Die militärische Zusammenarbeit entspringt dem Frust der Regierung mit anderen internationalen Partnern und wurde durch einen klugen Schachzug Russlands eingefädelt. Nach dem Bürgerkrieg von 2012 bis 2014 schaffte es die Friedensmission der Vereinten Nationen durch ihre landesweite Präsenz, den Krieg zumindest zu begrenzen und bewaffnete Gruppen territorial einzuhegen. Sie reagierte jedoch häufig träge auf Angriffe von Rebellen und bekämpfte diese nicht proaktiv. Dies erweckte sowohl in der Bevölkerung als auch bei der Regierung den Eindruck, dass nur das eigene Militär die Rebellen besiegen könne.
Das zentralafrikanische Militär war jedoch seit jeher in desolatem Zustand und nach dem Bürgerkrieg praktisch desintegriert. Seine Wiedererstarkung, so das weitverbreitete Narrativ, wurde durch ein Waffenembargo der Vereinten Nationen verhindert. Russland nutzte diese Stimmungslage, um eine scheinbar einmalige Ausnahme des Embargos zu erwirken, und stattete das zentralafrikanische Militär mit russischen Waffen aus. Dazu gehörte auch eine kurze Ausbildung im Gebrauch dieser Waffensysteme, wofür ein paar Hundert „Militärtrainer“ entsandt wurden.
Richtig an Fahrt nahm diese Zusammenarbeit erst auf, als Ende 2020 eine neue Rebellenallianz die Hauptstadt angriff und drohte, die Regierung zu stürzen. Dieser Angriff wurde von der zentralafrikanischen Armee mit Unterstützung russischer Milizen sowie ruandischer Militärs zurückgeschlagen. Was allerdings gerne in Vergessenheit gerät: Auch die Friedensmission trug entscheidend dazu bei, dass die Rebellenallianz sich nicht breitflächiger ausdehnen konnte. Die Armee und russische Wagner-Milizen bliesen zum Rückschlag und eroberten praktisch alle wichtigen Städte des Landes innerhalb eines Jahres zurück. Durch diese schnellen Siege verfestigte sich ein Narrativ, dass die Friedensmission – welche dies über sieben Jahre hinweg nicht geschafft hatte – kein verlässlicher Partner gegen die Rebellen sei. Es machte sich die Überzeugung breit, nur ein robustes – gar skrupelloses – Vorgehen des zentralafrikanischen Militärs und der russischen Söldner könne die in fast allen Teilen der Gesellschaft verhassten Rebellengruppen besiegen.

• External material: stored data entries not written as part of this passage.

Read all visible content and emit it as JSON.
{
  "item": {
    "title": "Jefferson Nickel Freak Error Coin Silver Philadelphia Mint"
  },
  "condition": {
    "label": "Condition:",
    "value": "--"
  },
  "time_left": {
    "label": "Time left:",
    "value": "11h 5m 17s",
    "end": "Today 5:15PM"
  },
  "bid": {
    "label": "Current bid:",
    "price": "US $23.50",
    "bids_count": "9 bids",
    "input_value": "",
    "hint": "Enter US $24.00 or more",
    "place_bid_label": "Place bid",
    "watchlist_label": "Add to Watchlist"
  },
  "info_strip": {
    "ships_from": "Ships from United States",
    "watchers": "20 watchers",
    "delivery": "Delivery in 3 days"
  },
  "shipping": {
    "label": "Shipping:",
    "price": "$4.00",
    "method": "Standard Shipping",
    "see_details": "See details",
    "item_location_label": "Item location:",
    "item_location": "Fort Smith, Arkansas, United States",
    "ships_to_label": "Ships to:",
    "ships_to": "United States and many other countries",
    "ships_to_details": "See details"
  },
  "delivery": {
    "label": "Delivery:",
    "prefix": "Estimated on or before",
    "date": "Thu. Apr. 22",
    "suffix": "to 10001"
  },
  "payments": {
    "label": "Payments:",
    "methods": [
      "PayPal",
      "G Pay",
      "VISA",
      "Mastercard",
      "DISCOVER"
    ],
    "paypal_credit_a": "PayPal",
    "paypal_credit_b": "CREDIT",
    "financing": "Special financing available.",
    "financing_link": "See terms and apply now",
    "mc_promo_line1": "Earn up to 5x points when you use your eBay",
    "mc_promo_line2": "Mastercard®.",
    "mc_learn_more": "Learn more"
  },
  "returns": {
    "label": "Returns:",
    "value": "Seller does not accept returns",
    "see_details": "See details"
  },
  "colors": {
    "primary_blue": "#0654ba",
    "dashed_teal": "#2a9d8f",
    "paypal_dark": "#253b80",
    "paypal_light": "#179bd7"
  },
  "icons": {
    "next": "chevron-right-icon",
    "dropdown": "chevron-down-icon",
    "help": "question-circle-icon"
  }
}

Doch Gebiete erobern ist leichter, als sie zu kontrollieren. Es ist abstrus, dass europäische und amerikanische Akteure davon ausgehen, die Partnerschaft mit Russland sei in Stein gemeißelt. Zwar sieht es so aus, als sei die allgemeine Zustimmung zu den russischen Söldnern – trotz Aufdeckung vermehrter Gräueltaten an der Bevölkerung – weiterhin verbreitet. Doch der Schein – Medienberichte, Umfragen, qualitative Studien – trügt. Erstens ist Enthusiasmus für einen Akteur, der nach zehn Jahren Bürgerkrieg die Rebellen vertrieben hat, kaum verwunderlich. Zweitens sind viele Medienberichte von russischen Akteuren gekauft und pro-russische oder anti-europäische Demonstrationen inszeniert. Drittens können die Kritiker oder gar Opfer russischer Handlungen sich in einem zunehmend repressiven Umfeld kaum öffentlich äußern. Nichtsdestotrotz: Das eindrucksvolle Ausmaß an öffentlicher Zustimmung erstaunte mich bei meinem eigenen jüngsten Besuch Anfang des Jahres.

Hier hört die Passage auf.